An annual list of Hollywood’s most liked unproduced screenplays, The Black List was founded by Leonard in 2005. It has grown into an industry-leading company celebrating and supporting great screenwriting and production.
Since the company’s launch, more than one third 1,200 Black List scripts have been produced, grossing over $26bn in box office worldwide and have won 53 Academy Awards from 262 nominations.
According to Leonard, the original aim of The Black List was simple – to find “extraordinary films”. What was at first a mailing list of Hollywood insiders’ favourite unproduced screenplays has become an online platform that also allows writers outside the “Hollywood bubble” to get their work noticed.
Because of this, Leonard believes that the growth of The Black List has contributed to entrance of new voices into mainstream cinema.
“In the first few years of producing The Black List, I realised that it had, for the first time, allowed the film industry in Hollywood to systematically tackle the question: what films are people actually going to love, rather than what films will just make money?,” Leonard said. “After The Black List grew into an online platform, I saw that it had the potential to solve another industry problem: how to help unknown writers get their scripts noticed, especially for people who do not live in Hollywood,” he added.
As well as act as a platform for new writers to share their screenplays, The Black List also runs several ‘screenwriters’ lab’ throughout the year, some of which are solely for women screenwriters to tackle the “frankly embarrassing” representation of films written and made by women in cinema today.
Leonard told the audience at his Qumra Talk that one former participant in a Black List lab was Minhal Baig, whose film Hala – an emotionally turbulent coming-of-age story about a Muslim Pakistani-American teenager – premiered at this year’s Sundance Film Festival.
Apple has recently landed the film’s worldwide rights, marking the company’s first acquisition of the festival.
“Hollywood is not traditionally set up to nurture the talents of people from diverse backgrounds, like Minhal. I am proud that The Black List has helped to launch the careers of those typically excluded from the mainstream film industry in LA. In the future, I am hoping to expand the reach of The Black List so that it can support the submission and review of foreign-language screenplays. After all, good stories don’t have national boundaries,” Leonard said.

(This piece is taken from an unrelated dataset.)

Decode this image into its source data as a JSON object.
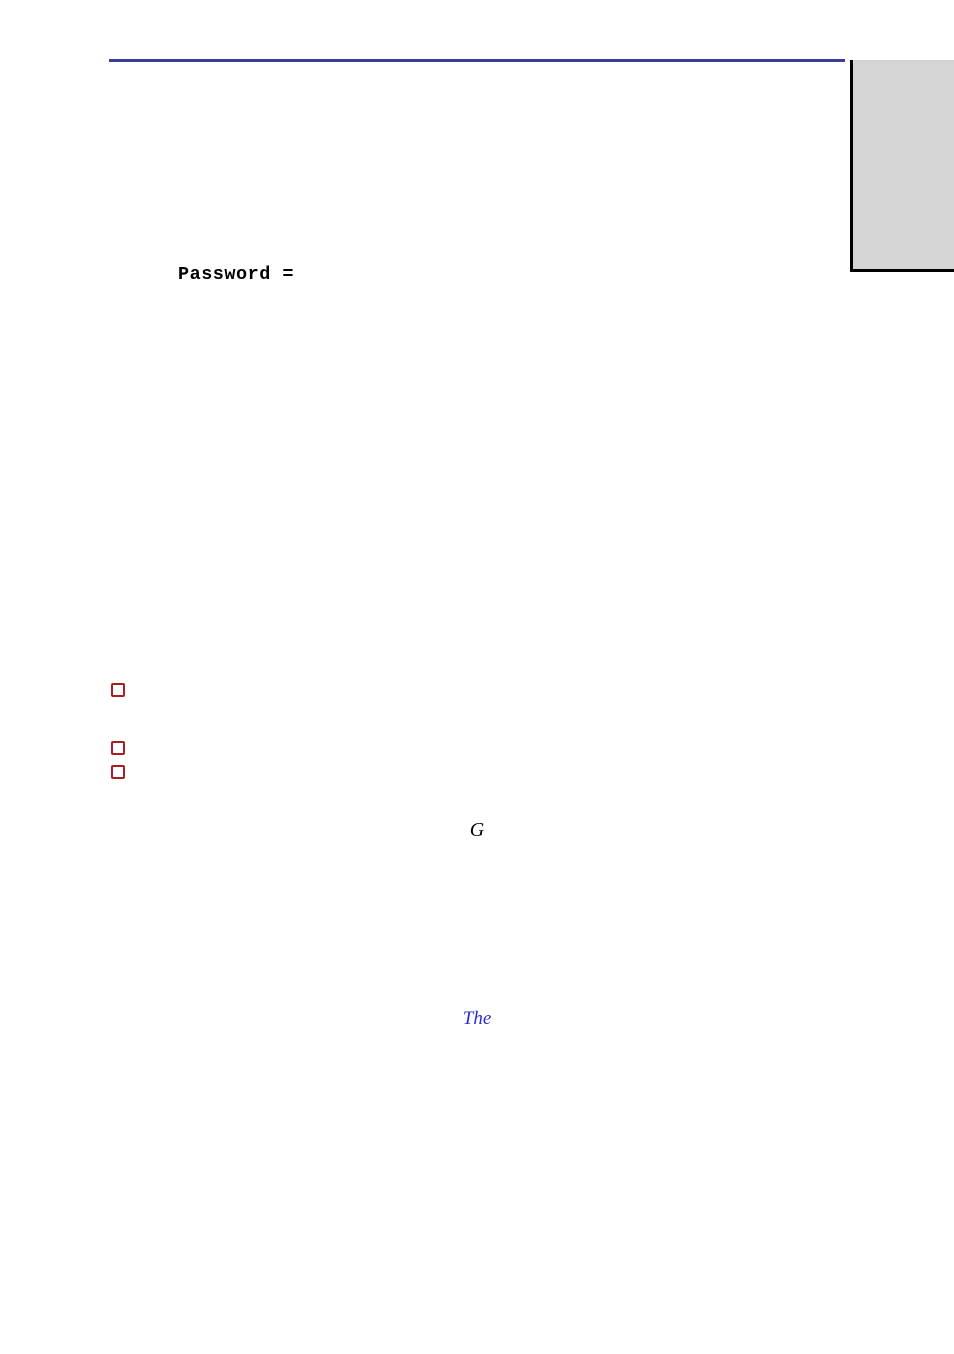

Leonard’s Qumra Talk was introduced by Rana Kazkaz, assistant professor of Communication in Residence at Northwestern University in Qatar, which has partnered with DFI for several years.

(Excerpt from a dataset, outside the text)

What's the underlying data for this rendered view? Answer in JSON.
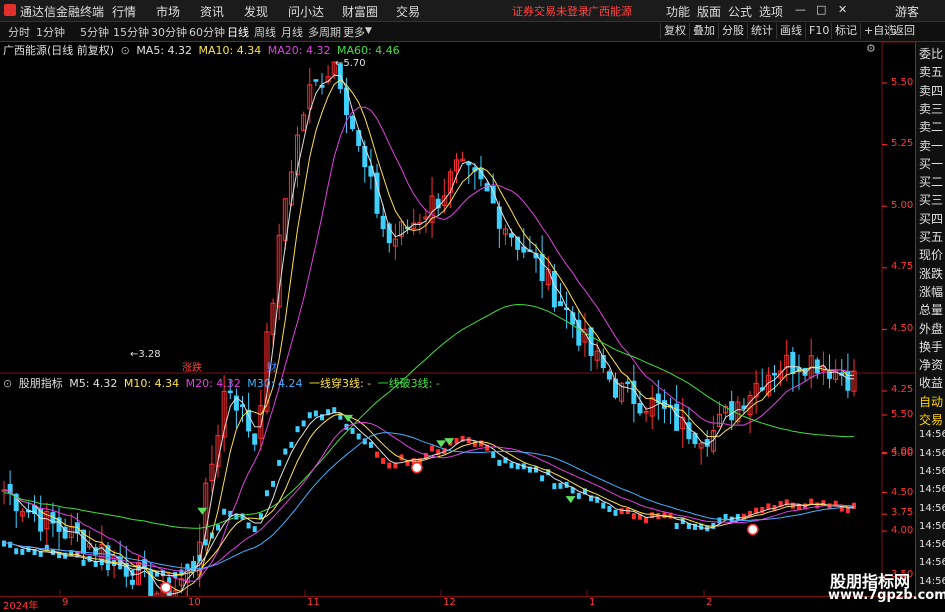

The next Qumra Talk takes place today (March 18) with Michel Reilhac, entitled ‘Welcome to the New Reality: How VR is Changing our World’, which complements the Qumra VR Lounge.
Powered by Diversion Cinema, the lounge is available to the public for each day of Qumra 2019. It explores the world of virtual reality through two internationally acclaimed works – Arden’s Wake/ Tide’s Fall by Eugene Chung and Spheres by Darren Aronofsky.